Coastal ecosystems, including reefs, are becoming increasingly threatened as anthropogenic development continues to encroach on intertidal habitats with little initiative to establish ecologically considerate infrastructure. Submerging human-made, shelter-providing structures known as artificial reefs (AR) can contribute to the preservation of these ecosystems. ARs are historically used for promoting the abundance and biodiversity of marine species for aquaculture, conservation, and ecotourism; and are typically made of concretes or metal structures. An AR’s success correlates to its ability to establish a surface layer of microorganisms, such as microalgae and bacteria, known as a biofilm. The productivity of the biofilm can be influenced by material surface properties. It is hypothesized that material pH and porosity affect the rate of biofilm formation.
Here - a range of concrete mixtures were cast and submerged in circulating seawater and mass per surface area of biofilm accumulation was measured to evaluate this theory.
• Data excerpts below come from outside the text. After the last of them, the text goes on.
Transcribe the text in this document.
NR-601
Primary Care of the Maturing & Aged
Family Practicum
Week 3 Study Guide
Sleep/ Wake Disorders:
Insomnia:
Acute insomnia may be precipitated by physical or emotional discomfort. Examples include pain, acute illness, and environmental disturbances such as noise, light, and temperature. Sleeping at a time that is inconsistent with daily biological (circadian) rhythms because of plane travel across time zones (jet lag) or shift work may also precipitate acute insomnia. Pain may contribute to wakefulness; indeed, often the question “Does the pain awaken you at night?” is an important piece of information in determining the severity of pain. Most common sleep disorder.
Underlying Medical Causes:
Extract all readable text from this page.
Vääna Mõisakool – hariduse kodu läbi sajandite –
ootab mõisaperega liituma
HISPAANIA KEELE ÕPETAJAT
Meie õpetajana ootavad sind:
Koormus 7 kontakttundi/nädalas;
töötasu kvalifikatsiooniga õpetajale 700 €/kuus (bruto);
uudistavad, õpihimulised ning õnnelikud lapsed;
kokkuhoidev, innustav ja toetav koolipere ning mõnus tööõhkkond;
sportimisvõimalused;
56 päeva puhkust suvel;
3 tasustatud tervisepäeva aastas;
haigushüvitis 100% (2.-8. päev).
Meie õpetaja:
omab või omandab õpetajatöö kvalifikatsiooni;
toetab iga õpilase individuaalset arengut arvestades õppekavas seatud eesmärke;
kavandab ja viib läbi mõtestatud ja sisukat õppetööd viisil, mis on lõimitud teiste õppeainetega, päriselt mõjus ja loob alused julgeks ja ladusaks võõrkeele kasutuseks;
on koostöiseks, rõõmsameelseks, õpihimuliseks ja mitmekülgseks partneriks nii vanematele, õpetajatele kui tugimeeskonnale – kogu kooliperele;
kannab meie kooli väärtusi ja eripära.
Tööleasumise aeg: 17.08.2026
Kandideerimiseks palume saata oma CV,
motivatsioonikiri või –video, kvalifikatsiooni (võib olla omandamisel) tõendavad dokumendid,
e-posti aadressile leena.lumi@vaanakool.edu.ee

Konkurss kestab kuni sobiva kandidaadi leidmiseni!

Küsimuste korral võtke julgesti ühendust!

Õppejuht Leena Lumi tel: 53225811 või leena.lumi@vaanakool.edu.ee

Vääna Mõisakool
These mixtures included standard Portland Cement (PC), PC with admixtures of diatomaceous earth (PDC) and limestone (PLC), fine-aggregate high-performance concrete (DUC), and terra cotta (TER). ARs were manufactured as 38mm tall cylinders, 76mm in diameter, and submerged in circulating seawater to evaluate mass per surface area of biofilm accumulation.
Our results indicate that biofilm formation is directly affected by surface porosity and less-so by pH, as determined by measuring material properties after submersion. We found that the PDC samples were most successful in forming a biofilm despite being more fragile than other concrete samples.
This preliminary study provides insight into how different material properties influence the accumulation of biofilm as a starting point for designing ARs. Future work will investigate the long-term performance of such samples in relevant conditions.